Я продолжал неотрывно смотреть на Властителя. Лицо его так пылало, что оно казалось почти человеческим: кровь пульсировала в висках, губы потемнели и, при всей красоте их формы, стали походить на багровый шрам. Его темно-золотые волосы казались почти каштановыми, а синие глаза наполнились горечью.
– Я считаю, что его следует поместить вместе с остальными, – повторил Годрик, лысый Старейший.
И тут же раздались громкие рыдания Урсулы – она не могла больше сдерживаться. Я повернулся, чтобы взглянуть на нее: склонив голову, она закрыла руками лицо, а между ее длинных пальцев капля за каплей сочились кровавые слезы.
– Не плачь, Урсула, ты сделала все, что могла, – попытался я найти слова утешения. – Спасти меня невозможно.

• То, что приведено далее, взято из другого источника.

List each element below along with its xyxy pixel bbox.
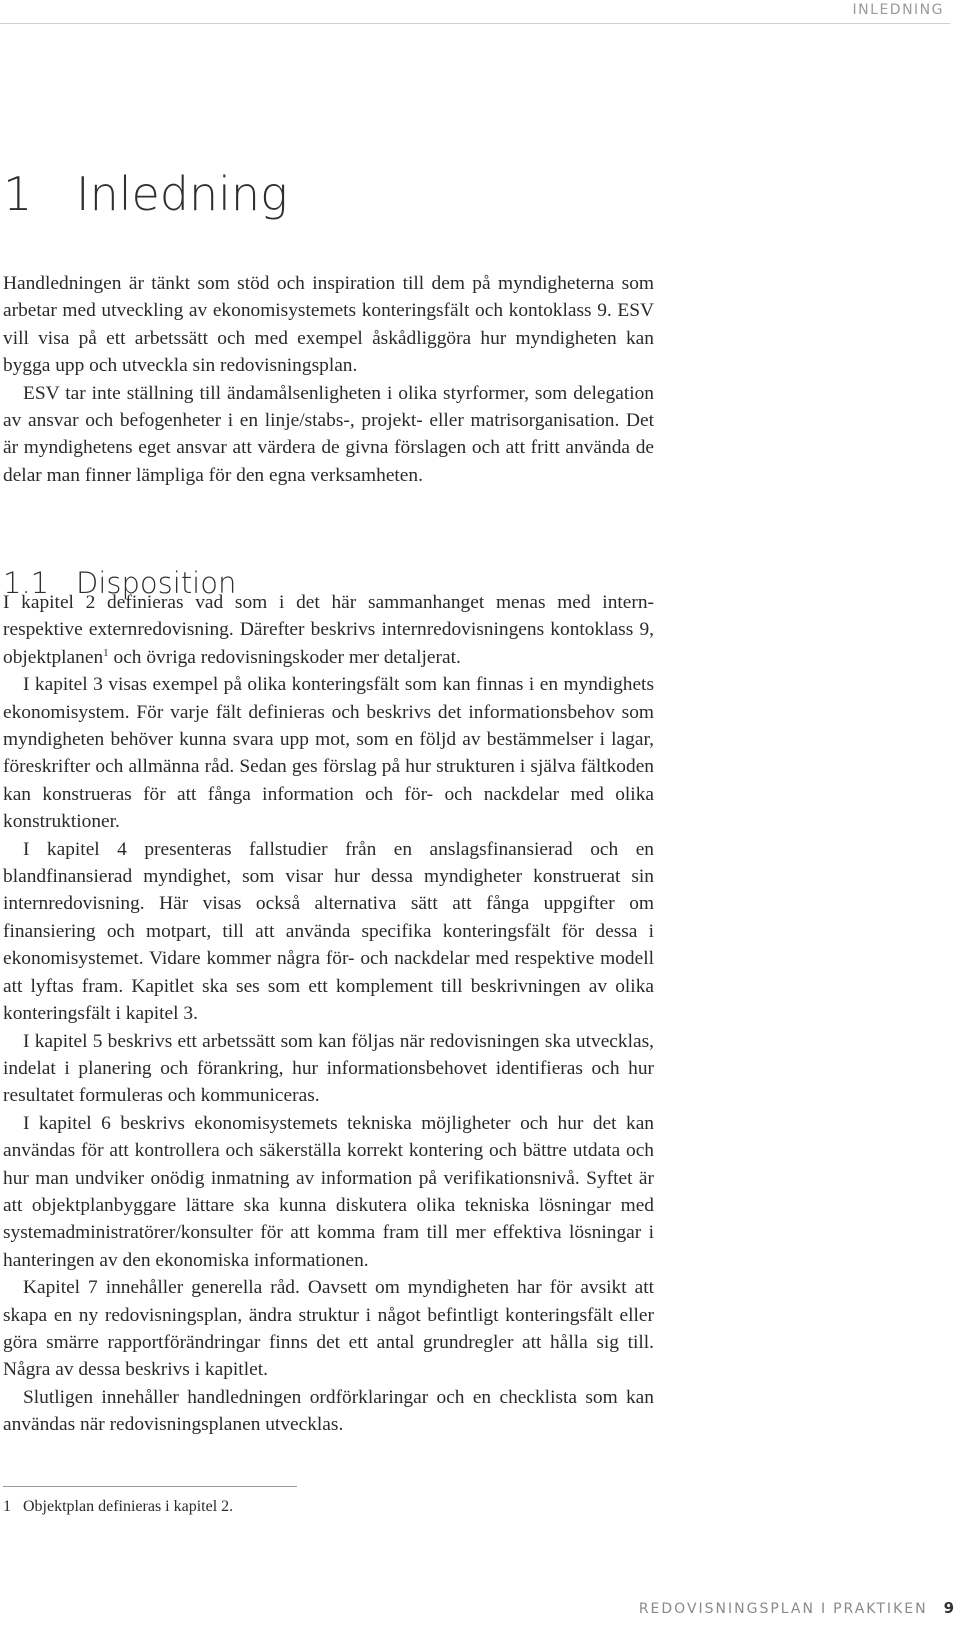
chapter-title <box>3 166 288 222</box>
footnote-divider <box>3 1486 297 1487</box>
running-footer <box>639 1599 954 1617</box>
footnote <box>3 1497 233 1517</box>
running-header <box>0 0 950 24</box>
disposition-paragraph: Slutligen innehåller handledningen ordförklaringar och en checklista som kan användas när redovisningsplanen utvecklas. <box>3 1386 654 1436</box>
chapter-number: 1 <box>3 167 33 221</box>
footer-separator: I <box>820 1601 828 1617</box>
disposition-paragraph: I kapitel 6 beskrivs ekonomisystemets tekniska möjligheter och hur det kan användas för att kontrollera och säkerställa korrekt kontering och bättre utdata och hur man undviker onödig inmatning av information på verifikationsnivå. Syftet är att objektplanbyggare lättare ska kunna diskutera olika tekniska lösningar med systemadministratörer/konsulter för att komma fram till mer effektiva lösningar i hanteringen av den ekonomiska informationen. <box>3 1112 654 1271</box>
disposition-paragraph: Kapitel 7 innehåller generella råd. Oavsett om myndigheten har för avsikt att skapa en ny redovisningsplan, ändra struktur i något befintligt konteringsfält eller göra smärre rapportförändringar finns det ett antal grundregler att hålla sig till. Några av dessa beskrivs i kapitlet. <box>3 1277 654 1381</box>
page-number: 9 <box>943 1599 954 1617</box>
footer-publication-title: REDOVISNINGSPLAN <box>638 1601 815 1617</box>
chapter-title-text: Inledning <box>76 167 288 221</box>
disposition-text <box>3 589 654 1439</box>
footnote-reference[interactable]: 1 <box>103 646 109 659</box>
disposition-text-part: I kapitel 2 definieras vad som i det här sammanhanget menas med intern- respektive externredovisning. Därefter beskrivs internredovisningens kontoklass 9, objektplanen <box>3 592 654 668</box>
footnote-text: Objektplan definieras i kapitel 2. <box>23 1498 234 1515</box>
intro-paragraph: ESV tar inte ställning till ändamålsenligheten i olika styrformer, som delegation av ansvar och befogenheter i en linje/stabs-, projekt- eller matrisorganisation. Det är myndighetens eget ansvar att värdera de givna förslagen och att fritt använda de delar man finner lämpliga för den egna verksamheten. <box>3 382 654 486</box>
disposition-paragraph: I kapitel 4 presenteras fallstudier från en anslagsfinansierad och en blandfinansierad myndighet, som visar hur dessa myndigheter konstruerat sin internredovisning. Här visas också alternativa sätt att fånga uppgifter om finansiering och motpart, till att använda specifika konteringsfält för dessa i ekonomisystemet. Vidare kommer några för- och nackdelar med respektive modell att lyftas fram. Kapitlet ska ses som ett komplement till beskrivningen av olika konteringsfält i kapitel 3. <box>3 838 654 1025</box>
disposition-paragraph: I kapitel 3 visas exempel på olika konteringsfält som kan finnas i en myndighets ekonomisystem. För varje fält definieras och beskrivs det informationsbehov som myndigheten behöver kunna svara upp mot, som en följd av bestämmelser i lagar, föreskrifter och allmänna råd. Sedan ges förslag på hur strukturen i själva fältkoden kan konstrueras för att fånga information och för- och nackdelar med olika konstruktioner. <box>3 674 654 833</box>
intro-text <box>3 270 654 489</box>
section-number: 1.1 <box>3 566 50 600</box>
section-title-text: Disposition <box>76 566 237 600</box>
footnote-number: 1 <box>3 1498 11 1515</box>
footer-publication-subtitle: PRAKTIKEN <box>833 1601 928 1617</box>
disposition-paragraph: I kapitel 5 beskrivs ett arbetssätt som kan följas när redovisningen ska utvecklas, indelat i planering och förankring, hur informationsbehovet identifieras och hur resultatet formuleras och kommuniceras. <box>3 1030 654 1107</box>
intro-paragraph: Handledningen är tänkt som stöd och inspiration till dem på myndigheterna som arbetar med utveckling av ekonomisystemets konteringsfält och kontoklass 9. ESV vill visa på ett arbetssätt och med exempel åskådliggöra hur myndigheten kan bygga upp och utveckla sin redovisningsplan. <box>3 273 654 377</box>
running-header-text: INLEDNING <box>852 2 944 18</box>
disposition-paragraph <box>3 589 654 671</box>
disposition-text-part: och övriga redovisningskoder mer detaljerat. <box>108 646 461 668</box>
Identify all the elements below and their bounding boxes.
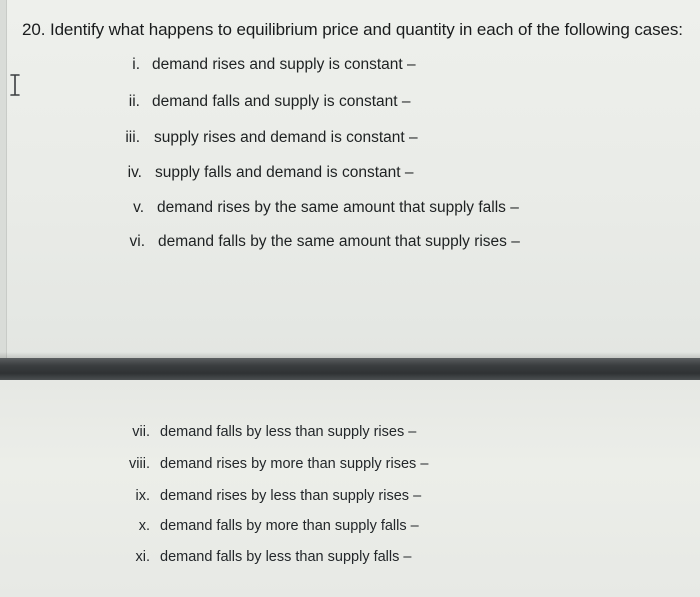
list-item-text: demand falls by more than supply falls – [160,518,419,534]
list-item-text: demand falls by less than supply falls – [160,549,412,565]
list-item-number: xi. [135,549,150,565]
list-item-text: demand rises and supply is constant – [152,56,416,73]
list-item-number: v. [133,199,144,216]
list-item-number: iv. [127,164,142,181]
text-cursor-icon [8,74,22,96]
list-item-number: vii. [132,424,150,440]
list-item-number: vi. [129,233,145,250]
list-item-text: demand rises by less than supply rises – [160,488,422,504]
list-item-number: i. [132,56,140,73]
list-item-number: iii. [125,129,140,146]
list-item-text: demand falls by the same amount that supply rises – [158,233,520,250]
list-item-text: demand rises by more than supply rises – [160,456,429,472]
list-item-text: demand falls by less than supply rises – [160,424,417,440]
list-item-number: ii. [128,93,140,110]
list-item-number: viii. [129,456,150,472]
list-item-text: supply rises and demand is constant – [154,129,418,146]
list-item-number: ix. [135,488,150,504]
question-heading: 20. Identify what happens to equilibrium price and quantity in each of the following cases: [22,20,683,39]
page-divider [0,358,700,380]
list-item-text: demand falls and supply is constant – [152,93,411,110]
list-item-text: supply falls and demand is constant – [155,164,414,181]
list-item-text: demand rises by the same amount that supply falls – [157,199,519,216]
list-item-number: x. [138,518,150,534]
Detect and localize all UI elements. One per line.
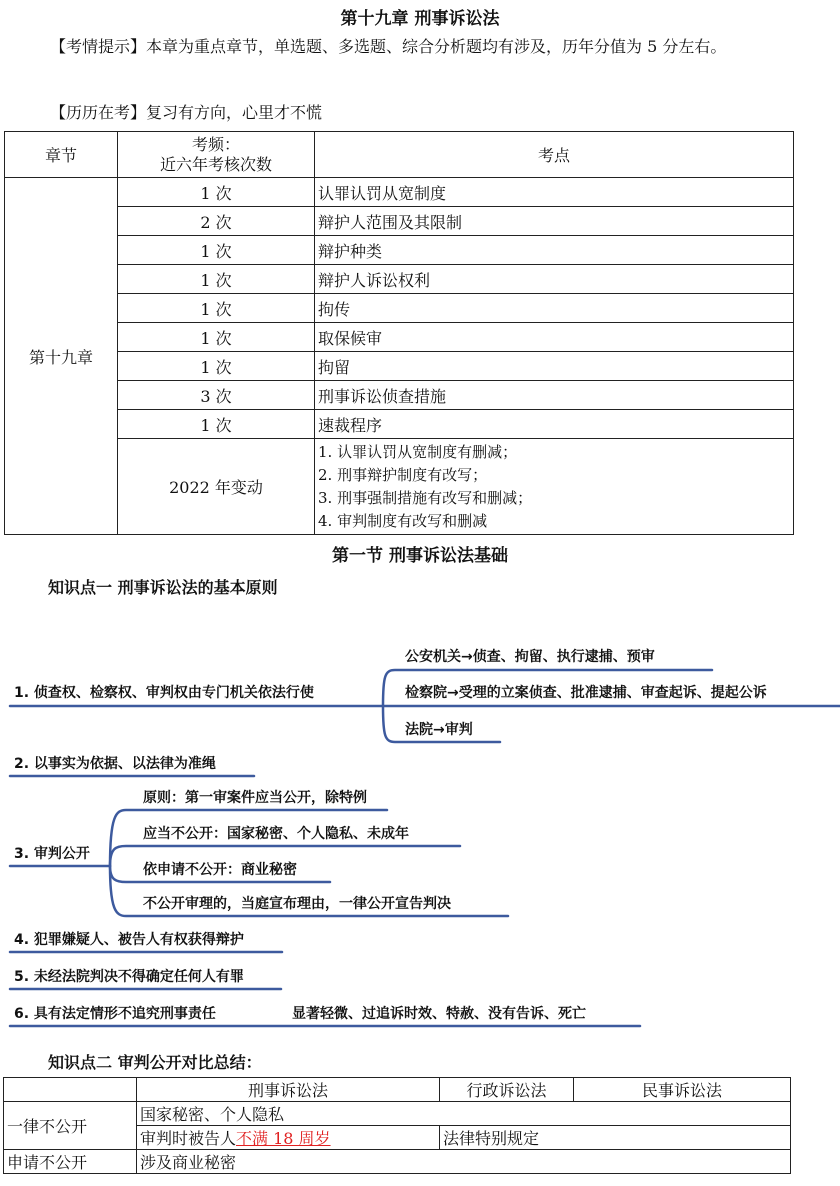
count-cell: 1 次: [118, 236, 315, 265]
header-exam-point: 考点: [315, 132, 794, 178]
mindmap-principle-4: 4. 犯罪嫌疑人、被告人有权获得辩护: [14, 932, 244, 948]
public-trial-compare-table: [3, 1077, 791, 1174]
point-cell: 拘传: [315, 294, 794, 323]
count-cell: 3 次: [118, 381, 315, 410]
header-chapter: 章节: [5, 132, 118, 178]
empty-header: [4, 1078, 137, 1102]
knowledge-point-2-title: 知识点二 审判公开对比总结：: [48, 1053, 262, 1072]
mindmap-must-not-public: 应当不公开：国家秘密、个人隐私、未成年: [143, 826, 409, 842]
count-cell: 1 次: [118, 410, 315, 439]
mindmap-principle-2: 2. 以事实为依据、以法律为准绳: [14, 756, 216, 772]
mindmap-apply-not-public: 依申请不公开：商业秘密: [143, 862, 297, 878]
mindmap-police: 公安机关→侦查、拘留、执行逮捕、预审: [405, 649, 655, 665]
mindmap-court: 法院→审判: [405, 722, 473, 738]
section-title: 第一节 刑事诉讼法基础: [332, 546, 508, 566]
count-cell: 1 次: [118, 265, 315, 294]
exam-tip-label: 【考情提示】: [50, 37, 147, 56]
count-cell: 2 次: [118, 207, 315, 236]
under-18-highlight: 不满 18 周岁: [236, 1129, 331, 1148]
row-label-apply-not-public: 申请不公开: [4, 1150, 137, 1174]
change-item: 2. 刑事辩护制度有改写；: [318, 465, 488, 484]
cell-minor-defendant: 审判时被告人不满 18 周岁: [137, 1126, 440, 1150]
point-cell: 辩护人诉讼权利: [315, 265, 794, 294]
cell-business-secret: 涉及商业秘密: [137, 1150, 791, 1174]
count-cell: 1 次: [118, 323, 315, 352]
mindmap-announce-judgment: 不公开审理的，当庭宣布理由，一律公开宣告判决: [143, 896, 451, 912]
exam-history-text: 复习有方向，心里才不慌: [146, 103, 323, 122]
knowledge-point-1-title: 知识点一 刑事诉讼法的基本原则: [48, 578, 278, 597]
chapter-title: 第十九章 刑事诉讼法: [340, 9, 500, 29]
exam-history-label: 【历历在考】: [50, 103, 147, 122]
exam-tip-text: 本章为重点章节，单选题、多选题、综合分析题均有涉及，历年分值为 5 分左右。: [146, 37, 727, 56]
point-cell: 取保候审: [315, 323, 794, 352]
row-label-never-public: 一律不公开: [4, 1102, 137, 1150]
mindmap-principle-1: 1. 侦查权、检察权、审判权由专门机关依法行使: [14, 685, 314, 701]
point-cell: 辩护种类: [315, 236, 794, 265]
count-cell: 1 次: [118, 178, 315, 207]
chapter-cell: 第十九章: [5, 178, 118, 535]
cell-special-law: 法律特别规定: [440, 1126, 791, 1150]
mindmap-procuratorate: 检察院→受理的立案侦查、批准逮捕、审查起诉、提起公诉: [405, 685, 767, 701]
change-label-cell: 2022 年变动: [118, 439, 315, 535]
mindmap-no-liability-cases: 显著轻微、过追诉时效、特赦、没有告诉、死亡: [292, 1006, 586, 1022]
header-frequency: 考频： 近六年考核次数: [118, 132, 315, 178]
mindmap-principle-5: 5. 未经法院判决不得确定任何人有罪: [14, 969, 244, 985]
change-item: 3. 刑事强制措施有改写和删减；: [318, 488, 533, 507]
count-cell: 1 次: [118, 352, 315, 381]
header-administrative: 行政诉讼法: [440, 1078, 574, 1102]
header-civil: 民事诉讼法: [574, 1078, 791, 1102]
point-cell: 认罪认罚从宽制度: [315, 178, 794, 207]
mindmap-principle-3: 3. 审判公开: [14, 846, 90, 862]
point-cell: 拘留: [315, 352, 794, 381]
change-item: 4. 审判制度有改写和删减: [318, 511, 488, 530]
change-item: 1. 认罪认罚从宽制度有删减；: [318, 442, 518, 461]
point-cell: 刑事诉讼侦查措施: [315, 381, 794, 410]
header-criminal: 刑事诉讼法: [137, 1078, 440, 1102]
mindmap-public-principle: 原则：第一审案件应当公开，除特例: [143, 790, 367, 806]
cell-state-secret: 国家秘密、个人隐私: [137, 1102, 791, 1126]
point-cell: 速裁程序: [315, 410, 794, 439]
point-cell: 辩护人范围及其限制: [315, 207, 794, 236]
mindmap-principle-6: 6. 具有法定情形不追究刑事责任: [14, 1006, 216, 1022]
count-cell: 1 次: [118, 294, 315, 323]
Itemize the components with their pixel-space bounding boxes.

Годрик обернулся и взглянул на меня, высоко вздернув складку брови. На этот раз я оказался так близко к нему, что сумел разглядеть несколько седых волосинок, еще остававшихся на мертвенно-белом лысом черепе и на том месте, где должны быть брови.
Урсула вынула розовую салфетку из складок длинного, сшитого по французской моде платья с высокой талией, – бледно-розовый комочек, украшенный по углам зелеными листьями и красными гвоздиками, и, отерев им свои прелестные красные слезы, бросила на меня исполненный страсти взгляд.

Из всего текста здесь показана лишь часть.